Historical population
| Census | Pop. | Note | %± |
| 1910 | 70 |  | — |
| 1920 | 73 |  | 4.3% |
| 1930 | 82 |  | 12.3% |
| 1940 | 46 |  | −43.9% |
| 1950 | 38 |  | −17.4% |
| 1960 | 31 |  | −18.4% |
| 1970 | 12 |  | −61.3% |
| 1980 | 26 |  | 116.7% |
| 1990 | 11 |  | −57.7% |
| 2000 | 24 |  | 118.2% |
| 2010 | 21 |  | −12.5% |
| 2020 | 25 |  | 19.0% |
US Decennial Census

===2020 census===

As of the 2020 census, Lonerock had a population of 25. The median age was 72.5 years. 8.0% of residents were under the age of 18 and 60.0% of residents were 65 years of age or older. For every 100 females there were 66.7 males, and for every 100 females age 18 and over there were 53.3 males age 18 and over.

0% of residents lived in urban areas, while 100.0% lived in rural areas.

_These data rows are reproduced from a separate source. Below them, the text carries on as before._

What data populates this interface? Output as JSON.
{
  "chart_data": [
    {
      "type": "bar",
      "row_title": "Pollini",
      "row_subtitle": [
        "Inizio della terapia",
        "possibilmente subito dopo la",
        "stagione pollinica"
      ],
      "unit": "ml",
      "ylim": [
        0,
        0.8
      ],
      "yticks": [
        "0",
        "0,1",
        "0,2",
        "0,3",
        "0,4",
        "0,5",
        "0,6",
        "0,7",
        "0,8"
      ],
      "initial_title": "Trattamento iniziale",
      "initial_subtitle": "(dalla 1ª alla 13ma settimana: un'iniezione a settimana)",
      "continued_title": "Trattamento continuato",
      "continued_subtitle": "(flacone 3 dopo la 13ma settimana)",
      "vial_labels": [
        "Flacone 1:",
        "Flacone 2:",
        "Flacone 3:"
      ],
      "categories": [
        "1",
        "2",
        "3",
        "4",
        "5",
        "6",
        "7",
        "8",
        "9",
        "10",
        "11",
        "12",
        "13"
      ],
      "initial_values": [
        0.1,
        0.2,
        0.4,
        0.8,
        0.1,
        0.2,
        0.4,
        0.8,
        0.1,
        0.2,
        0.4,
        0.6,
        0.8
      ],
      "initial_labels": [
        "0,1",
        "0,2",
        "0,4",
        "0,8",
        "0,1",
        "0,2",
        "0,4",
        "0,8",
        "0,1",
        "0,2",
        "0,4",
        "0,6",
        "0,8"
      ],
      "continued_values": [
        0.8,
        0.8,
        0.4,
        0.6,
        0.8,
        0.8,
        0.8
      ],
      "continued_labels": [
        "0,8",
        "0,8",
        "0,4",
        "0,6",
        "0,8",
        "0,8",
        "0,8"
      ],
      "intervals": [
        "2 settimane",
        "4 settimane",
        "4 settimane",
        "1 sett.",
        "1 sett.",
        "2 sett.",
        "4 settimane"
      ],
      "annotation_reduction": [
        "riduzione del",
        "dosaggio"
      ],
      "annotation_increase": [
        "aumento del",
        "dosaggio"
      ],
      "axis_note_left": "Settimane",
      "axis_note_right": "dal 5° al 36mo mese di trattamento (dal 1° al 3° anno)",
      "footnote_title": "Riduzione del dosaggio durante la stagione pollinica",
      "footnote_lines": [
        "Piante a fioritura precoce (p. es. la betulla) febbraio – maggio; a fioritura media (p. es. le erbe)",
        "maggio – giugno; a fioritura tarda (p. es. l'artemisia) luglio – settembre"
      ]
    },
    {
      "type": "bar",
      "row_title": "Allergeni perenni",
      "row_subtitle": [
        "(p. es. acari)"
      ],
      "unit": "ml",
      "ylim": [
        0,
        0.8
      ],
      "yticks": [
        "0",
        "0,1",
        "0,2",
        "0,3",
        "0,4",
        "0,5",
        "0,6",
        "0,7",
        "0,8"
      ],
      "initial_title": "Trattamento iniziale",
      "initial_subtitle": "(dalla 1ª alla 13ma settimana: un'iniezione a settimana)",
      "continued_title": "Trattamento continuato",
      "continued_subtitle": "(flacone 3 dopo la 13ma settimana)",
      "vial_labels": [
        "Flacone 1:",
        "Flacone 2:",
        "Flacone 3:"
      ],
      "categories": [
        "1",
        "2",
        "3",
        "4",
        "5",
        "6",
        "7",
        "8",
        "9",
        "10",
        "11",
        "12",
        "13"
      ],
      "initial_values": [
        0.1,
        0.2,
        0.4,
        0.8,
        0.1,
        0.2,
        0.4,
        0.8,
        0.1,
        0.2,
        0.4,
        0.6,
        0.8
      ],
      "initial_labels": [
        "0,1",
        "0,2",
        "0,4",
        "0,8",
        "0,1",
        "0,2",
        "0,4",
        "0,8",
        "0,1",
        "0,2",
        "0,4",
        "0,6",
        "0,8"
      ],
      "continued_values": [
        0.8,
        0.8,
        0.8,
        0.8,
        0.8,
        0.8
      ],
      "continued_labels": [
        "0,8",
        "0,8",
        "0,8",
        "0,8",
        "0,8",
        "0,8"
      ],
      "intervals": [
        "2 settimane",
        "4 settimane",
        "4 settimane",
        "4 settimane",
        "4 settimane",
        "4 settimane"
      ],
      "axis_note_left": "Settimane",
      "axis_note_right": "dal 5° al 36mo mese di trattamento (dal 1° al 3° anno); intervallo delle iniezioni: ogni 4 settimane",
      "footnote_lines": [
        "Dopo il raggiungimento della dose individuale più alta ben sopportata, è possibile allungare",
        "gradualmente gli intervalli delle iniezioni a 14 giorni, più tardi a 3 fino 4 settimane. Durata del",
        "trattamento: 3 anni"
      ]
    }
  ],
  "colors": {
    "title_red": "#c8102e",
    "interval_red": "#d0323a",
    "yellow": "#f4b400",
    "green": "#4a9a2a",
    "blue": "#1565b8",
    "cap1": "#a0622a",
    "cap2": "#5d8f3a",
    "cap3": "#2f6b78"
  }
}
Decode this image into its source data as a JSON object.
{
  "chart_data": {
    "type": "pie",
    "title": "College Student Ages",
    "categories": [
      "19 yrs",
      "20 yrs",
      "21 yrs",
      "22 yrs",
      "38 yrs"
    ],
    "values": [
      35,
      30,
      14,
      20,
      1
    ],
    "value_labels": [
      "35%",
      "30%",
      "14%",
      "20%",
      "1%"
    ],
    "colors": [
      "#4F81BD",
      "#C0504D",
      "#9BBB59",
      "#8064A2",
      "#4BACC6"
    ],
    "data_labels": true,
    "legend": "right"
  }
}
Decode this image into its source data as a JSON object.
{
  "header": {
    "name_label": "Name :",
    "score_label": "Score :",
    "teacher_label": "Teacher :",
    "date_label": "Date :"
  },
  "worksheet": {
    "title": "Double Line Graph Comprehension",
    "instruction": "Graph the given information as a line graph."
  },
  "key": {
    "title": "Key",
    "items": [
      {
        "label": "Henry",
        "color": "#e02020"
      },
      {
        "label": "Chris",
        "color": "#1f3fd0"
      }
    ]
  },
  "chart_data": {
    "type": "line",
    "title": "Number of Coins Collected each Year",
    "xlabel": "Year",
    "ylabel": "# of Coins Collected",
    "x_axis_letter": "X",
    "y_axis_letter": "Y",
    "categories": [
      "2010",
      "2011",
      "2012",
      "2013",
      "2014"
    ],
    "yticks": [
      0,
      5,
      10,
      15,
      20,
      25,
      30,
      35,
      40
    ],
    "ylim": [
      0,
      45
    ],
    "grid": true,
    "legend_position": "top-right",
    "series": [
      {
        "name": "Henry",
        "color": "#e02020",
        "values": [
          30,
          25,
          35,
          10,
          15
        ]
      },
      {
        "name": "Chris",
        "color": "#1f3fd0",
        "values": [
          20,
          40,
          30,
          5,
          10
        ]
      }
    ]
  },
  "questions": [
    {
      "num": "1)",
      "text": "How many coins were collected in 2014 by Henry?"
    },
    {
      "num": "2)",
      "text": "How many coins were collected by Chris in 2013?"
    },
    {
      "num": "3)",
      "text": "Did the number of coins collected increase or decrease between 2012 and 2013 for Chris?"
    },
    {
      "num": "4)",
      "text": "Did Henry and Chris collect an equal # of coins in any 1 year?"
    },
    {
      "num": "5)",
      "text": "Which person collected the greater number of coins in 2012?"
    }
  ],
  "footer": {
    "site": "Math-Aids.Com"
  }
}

There were 17 households in Lonerock, of which 41.2% had children under the age of 18 living in them. Of all households, 17.6% were married-couple households, 5.9% were households with a male householder and no spouse or partner present, and 41.2% were households with a female householder and no spouse or partner present. About 11.8% of all households were made up of individuals and <0.1% had someone living alone who was 65 years of age or older.

There were 27 housing units, of which 37.0% were vacant. Among occupied housing units, 88.2% were owner-occupied and 11.8% were renter-occupied. The homeowner vacancy rate was <0.1% and the rental vacancy rate was <0.1%.

Racial composition as of the 2020 census
| Race | Number | Percent |
|---|---|---|
| White | 21 | 84.0% |
| Black or African American | 0 | 0% |
| American Indian and Alaska Native | 0 | 0% |
| Asian | 1 | 4.0% |
| Native Hawaiian and Other Pacific Islander | 0 | 0% |
| Some other race | 0 | 0% |
| Two or more races | 3 | 12.0% |
| Hispanic or Latino (of any race) | 2 | 8.0% |

===2010 census===
As of the 2010 United States census, there were 21 people, 12 households, and 5 families in the city. The population density was 20.8 PD/sqmi. There were 25 housing units at an average density of 24.8 /sqmi. The racial makeup of the city was 100.0% White.

There were 12 households, of which 8.3% had children under the age of 18 living with them, 33.3% were married couples living together, 8.3% had a female householder with no husband present, and 58.3% were non-families. 50.0% of all households were made up of individuals, and 50% had someone living alone who was 65 years of age or older. The average household size was 1.75 and the average family size was 2.40.

The median age in the city was 54.5 years. 4.8% of residents were under the age of 18; 0% were between the ages of 18 and 24; 19.1% were from 25 to 44; 28.5% were from 45 to 64; and 47.6% were 65 years of age or older. The gender makeup of the city was 42.9% male and 57.1% female.

===2000 census===
As of the 2000 United States census, there were 24 people, 15 households, and 7 families in the city. The population density was 24.1 people per square mile (9.3/km^{2}). There were 27 housing units at an average density of 27.1 /sqmi. The racial makeup of the city was 100.00% White.

There were 15 households, out of which 13.3% had children under the age of 18 living with them, 33.3% were married couples living together, 13.3% had a female householder with no husband present, and 53.3% were non-families. 53.3% of all households were made up of individuals, and 33.3% had someone living alone who was 65 years of age or older. The average household size was 1.60 and the average family size was 2.29.

The town's population contained 16.7% under the age of 18, 16.7% from 25 to 44, 33.3% from 45 to 64, and 33.3% who were 65 years of age or older. The median age was 60 years. For every 100 females, there were 71.4 males. For every 100 females age 18 and over, there were 66.7 males.

The median income for a household in the city was $12,500, and the median income for a family was $20,938. Males had a median income of $0 versus $13,750 for females. The per capita income for the city was $8,857. There are 33.3% of families living below the poverty line and 17.9% of the population, including no under eighteens and none of those over 64.